Pour ces réfugiés cambodgiens, âgés pour la plupart, devoir quitter sa maison n'est pas une perspective réjouissante. Leurs craintes sont d'autant plus aggravées par le fait qu'ils sont apatrides et ne peuvent demander aucune compensation légale à cette expulsion, que pourraient obtenir leurs voisins vietnamiens.

Mais les autorités du quartier ont décidé de faire un geste de compassion envers les Cambodgiens et de les traiter de la même manière que les Vietnamiens. Ils cherchent actuellement des logements pour ceux qui sont déplacés par la construction d'une école. Ce n'est qu'un des exemples de l'engagement des autorités locales pour simplifier la vie des 9 500 anciens réfugiés cambodgiens vivant à Ho Chi Minh Ville ou à proximité.

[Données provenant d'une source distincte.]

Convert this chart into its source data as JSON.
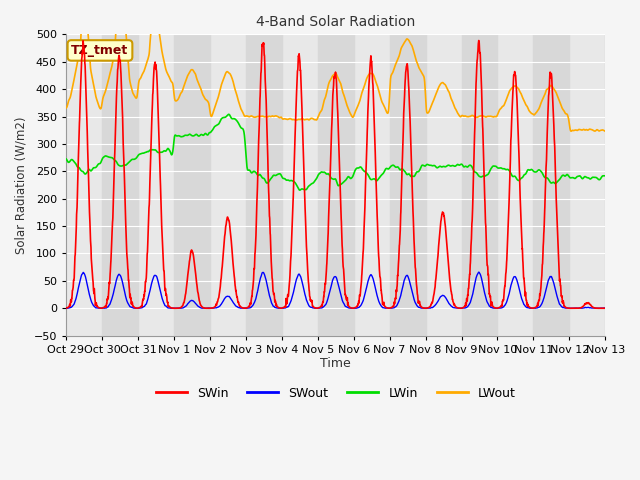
{
  "title": "4-Band Solar Radiation",
  "ylabel": "Solar Radiation (W/m2)",
  "xlabel": "Time",
  "ylim": [
    -50,
    500
  ],
  "fig_bg": "#f5f5f5",
  "plot_bg_light": "#e8e8e8",
  "plot_bg_dark": "#d8d8d8",
  "annotation_label": "TZ_tmet",
  "annotation_color": "#800000",
  "annotation_bg": "#ffffcc",
  "annotation_edge": "#cc9900",
  "series_colors": {
    "SWin": "#ff0000",
    "SWout": "#0000ff",
    "LWin": "#00dd00",
    "LWout": "#ffaa00"
  },
  "x_tick_labels": [
    "Oct 29",
    "Oct 30",
    "Oct 31",
    "Nov 1",
    "Nov 2",
    "Nov 3",
    "Nov 4",
    "Nov 5",
    "Nov 6",
    "Nov 7",
    "Nov 8",
    "Nov 9",
    "Nov 10",
    "Nov 11",
    "Nov 12",
    "Nov 13"
  ],
  "n_days": 15,
  "dt": 0.1
}
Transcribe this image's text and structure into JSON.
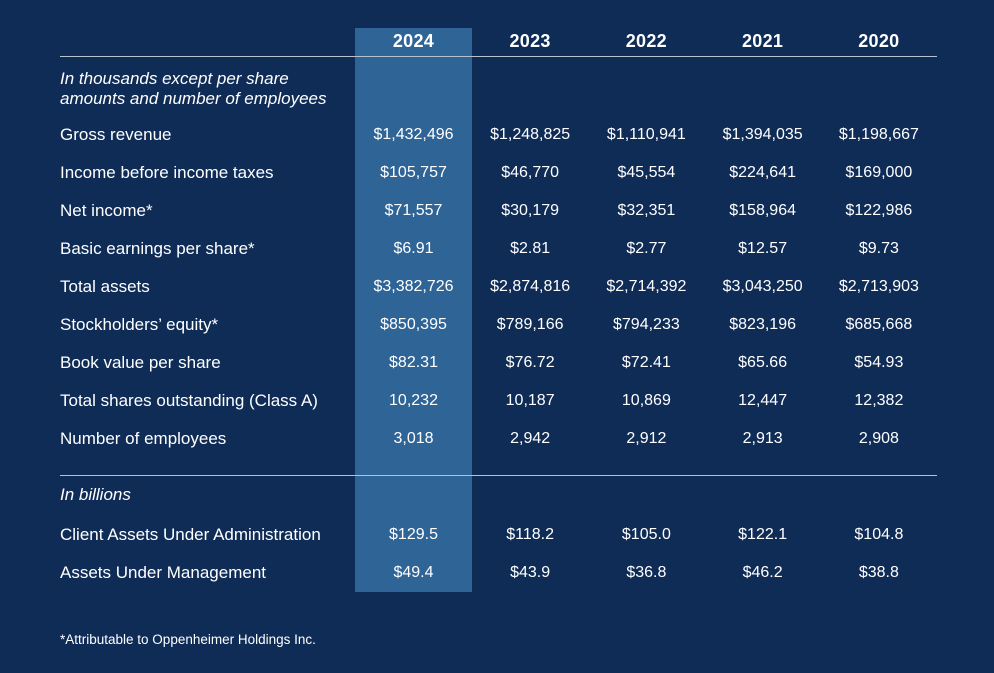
{
  "table": {
    "unit_note_line1": "In thousands except per share",
    "unit_note_line2": "amounts and number of employees",
    "years": [
      "2024",
      "2023",
      "2022",
      "2021",
      "2020"
    ],
    "highlighted_year": "2024",
    "rows": [
      {
        "label": "Gross revenue",
        "values": [
          "$1,432,496",
          "$1,248,825",
          "$1,110,941",
          "$1,394,035",
          "$1,198,667"
        ]
      },
      {
        "label": "Income before income taxes",
        "values": [
          "$105,757",
          "$46,770",
          "$45,554",
          "$224,641",
          "$169,000"
        ]
      },
      {
        "label": "Net income*",
        "values": [
          "$71,557",
          "$30,179",
          "$32,351",
          "$158,964",
          "$122,986"
        ]
      },
      {
        "label": "Basic earnings per share*",
        "values": [
          "$6.91",
          "$2.81",
          "$2.77",
          "$12.57",
          "$9.73"
        ]
      },
      {
        "label": "Total assets",
        "values": [
          "$3,382,726",
          "$2,874,816",
          "$2,714,392",
          "$3,043,250",
          "$2,713,903"
        ]
      },
      {
        "label": "Stockholders’ equity*",
        "values": [
          "$850,395",
          "$789,166",
          "$794,233",
          "$823,196",
          "$685,668"
        ]
      },
      {
        "label": "Book value per share",
        "values": [
          "$82.31",
          "$76.72",
          "$72.41",
          "$65.66",
          "$54.93"
        ]
      },
      {
        "label": "Total shares outstanding (Class A)",
        "values": [
          "10,232",
          "10,187",
          "10,869",
          "12,447",
          "12,382"
        ]
      },
      {
        "label": "Number of employees",
        "values": [
          "3,018",
          "2,942",
          "2,912",
          "2,913",
          "2,908"
        ]
      }
    ],
    "billions_note": "In billions",
    "billions_rows": [
      {
        "label": "Client Assets Under Administration",
        "values": [
          "$129.5",
          "$118.2",
          "$105.0",
          "$122.1",
          "$104.8"
        ]
      },
      {
        "label": "Assets Under Management",
        "values": [
          "$49.4",
          "$43.9",
          "$36.8",
          "$46.2",
          "$38.8"
        ]
      }
    ],
    "footnote": "*Attributable to Oppenheimer Holdings Inc."
  },
  "colors": {
    "background": "#0F2C57",
    "highlight_column": "#2F6496",
    "divider": "#B7C1D1",
    "text": "#FFFFFF"
  }
}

« Obtenir la nationalité vietnamienne est fondamental pour ces gens, nous serons en mesure de mieux les aider dans leurs problèmes sociaux », dit Tran Phuoc Hung, président de la commune de Long Phuoc, dans le quartier numéro neuf. « Il n'existe aucune politique concrète émanant du gouvernement central ou de la ville », ajoute-t-il.

L'UNHCR encourage le Gouvernement vietnamien à résoudre le problème en permettant à ces personnes exilées de demander la nationalité vietnamienne. « Je suis ému par le sort de ces personnes », confie Hasim Utkan, le délégué régional de l'UNHCR. « La culture de mon pays porte au respect envers les personnes âgées. C'est triste de voir qu'à la fin de leur vie, leur seule volonté consiste à pouvoir transmettre à leurs enfants les droits les plus basiques - le droit à la nationalité et à l'identité. »

Nombre de ces apatrides sont cambodgiens d'origine chinoise. Ils ont été oubliés après que les forces vietnamiennes aient renversé les Khmers Rouges en 1979. Ayant perdu leurs papiers d'identité et s'étant alors installés au Viet Nam, ils ont été reniés par leur propre gouvernement.

Quach Trung Thanh, le représentant de cette communauté, connaît bien la situation kafkaïenne dans laquelle les anciens réfugiés se trouvent. « Selon la législation vietnamienne, nous devons renoncer à notre ancienne nationalité pour en recevoir une nouvelle », explique-t-il. « Or lorsque nous allons voir le consulat cambodgien à Ho Chi Minh Ville, ils disent que nous ne sommes pas des citoyens cambodgiens. »

Il y a d'autres problèmes. « Dans le passé, les autorités ont accordé des certificats de naissance temporaires pour les enfants nés dans le camp », a ajouté Quach Trung Thanh, maintenant âgé de 70 ans. « Les enfants ont grandi et ils ont besoin d'un certificat de naissance officiel. Cependant pour recevoir un certificat de naissance formel, vous devez produire un certificat de mariage. Or nous ne pouvons pas recevoir un certificat de mariage car nous sommes apatrides. »

Sans titre de propriété pour leur terrain, ils ne peuvent pas l'utiliser comme garantie pour un emprunt bancaire. Ils ne peuvent accéder aux emplois légaux car ils ne disposent pas de carte d'identité, un document essentiel. Ils sont cantonnés à des emplois sous-payés et ne peuvent engager aucun recours s'ils sont traités injustement.

« Nous n'avons aucun droit », a dit Quach Trung Thanh, louant les efforts des autorités locales qui les traitent comme des citoyens. Il a ajouté que, « en dehors de cette commune, nous avons besoin d'un statut légal officiel, que nous n'avons pas. »

Tran Tai, 72 ans, sait combien cette situation peut devenir difficile. Son fils âgé de 29 ans, né au Viet Nam, n'a pas pu faire enregistrer son mariage avec une femme vietnamienne il y a trois ans, car le consulat cambodgien refuse de certifier qu'il est d'origine cambodgienne et célibataire. « Les membres de notre communauté peuvent toujours se marier, mais sans certificat officiel », a indiqué Quach Trung Thanh.

Quach Trung Thanh n'arrive pas à comprendre pourquoi le Viet Nam, au niveau du Gouvernement central, n'acceptera pas légalement ce groupe d'un peu moins de 10 000 personnes qui a des attaches profondes dans ce pays. « Tout le monde me comprend et tout le monde me connaît. Mais, en fait, je ne suis personne ici. Nous représentons en quelque sorte une population de seconde classe », a-t-il ajouté.